Janet Schwartz, left, and Peter McGraw were organizers of "Morality in the Marketplace," an interdisciplinary research conference on morality and moral decision making.
Janet Schwartz, left, and Peter McGraw were organizers of "Morality in the Marketplace," an interdisciplinary research conference on morality and moral decision making.

“Morality and the Marketplace” was the first in-person meeting of the lab, a virtual group of interdisciplinary scholars who study morality and moral decision-making.

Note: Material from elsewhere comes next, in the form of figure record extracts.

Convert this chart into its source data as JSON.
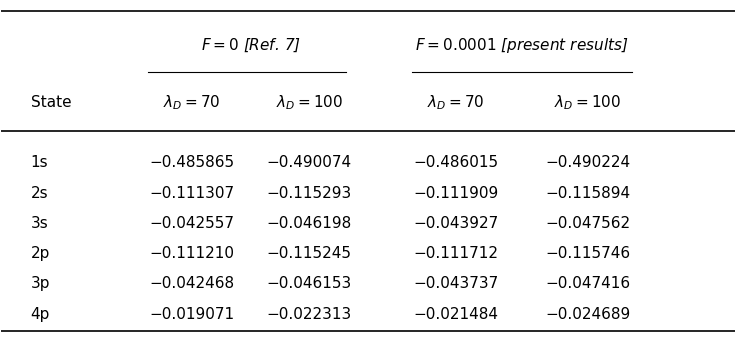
{
  "col_headers_group1": "F = 0 [Ref. 7]",
  "col_headers_group2": "F = 0.0001 [present results]",
  "col_sub1": "λ_D = 70",
  "col_sub2": "λ_D = 100",
  "col_sub3": "λ_D = 70",
  "col_sub4": "λ_D = 100",
  "row_label": "State",
  "states": [
    "1s",
    "2s",
    "3s",
    "2p",
    "3p",
    "4p"
  ],
  "data": [
    [
      "−0.485865",
      "−0.490074",
      "−0.486015",
      "−0.490224"
    ],
    [
      "−0.111307",
      "−0.115293",
      "−0.111909",
      "−0.115894"
    ],
    [
      "−0.042557",
      "−0.046198",
      "−0.043927",
      "−0.047562"
    ],
    [
      "−0.111210",
      "−0.115245",
      "−0.111712",
      "−0.115746"
    ],
    [
      "−0.042468",
      "−0.046153",
      "−0.043737",
      "−0.047416"
    ],
    [
      "−0.019071",
      "−0.022313",
      "−0.021484",
      "−0.024689"
    ]
  ],
  "ref7_color": "#1a6496",
  "background_color": "#ffffff",
  "text_color": "#000000",
  "font_size": 11,
  "header_font_size": 11
}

Nine researchers affiliated with the lab — including scholars from business, economics, psychology, philosophy and anthropology as well as representatives from the military, the National Institutes of Health and even a corporate fraud examiner — presented research aimed at better understanding why people behave badly in the market.

“I think the thing that’s interesting is that it’s interdisciplinary,” says Janet Schwartz, assistant professor of marketing at the Freeman School and organizer of the conference. “The researchers came together from all over to present their ideas about how to make this research more relevant to the practice of ethics.”

Conference co-organizer Peter McGraw, associate professor of marketing at the University of Colorado–Boulder, said that while the conference’s purpose wasn’t to tell people how to behave in a marketplace, the research presented can be used by policymakers and executives to help create more ethical work environments.

“When people think about a business school, they often have a very narrow perception of what they do,” McGraw says. “Business schools can inform public policy, support entrepreneurs or help consumer advocates, so any time you can help understand the marketplace at some micro or macro level, the ability to prescribe expands greatly. Business schools have a much broader mission than most people assume, and I think a conference like this can help highlight that.”

“Morality in the Marketplace” was co-sponsored by the A. B. Freeman School of Business, the Murphy Institute, Duke University’s Center for Advanced Hindsight, and the D. W. Mitchell Lecture Fund as part of the Provost’s Faculty Seminars in Interdisciplinary Research.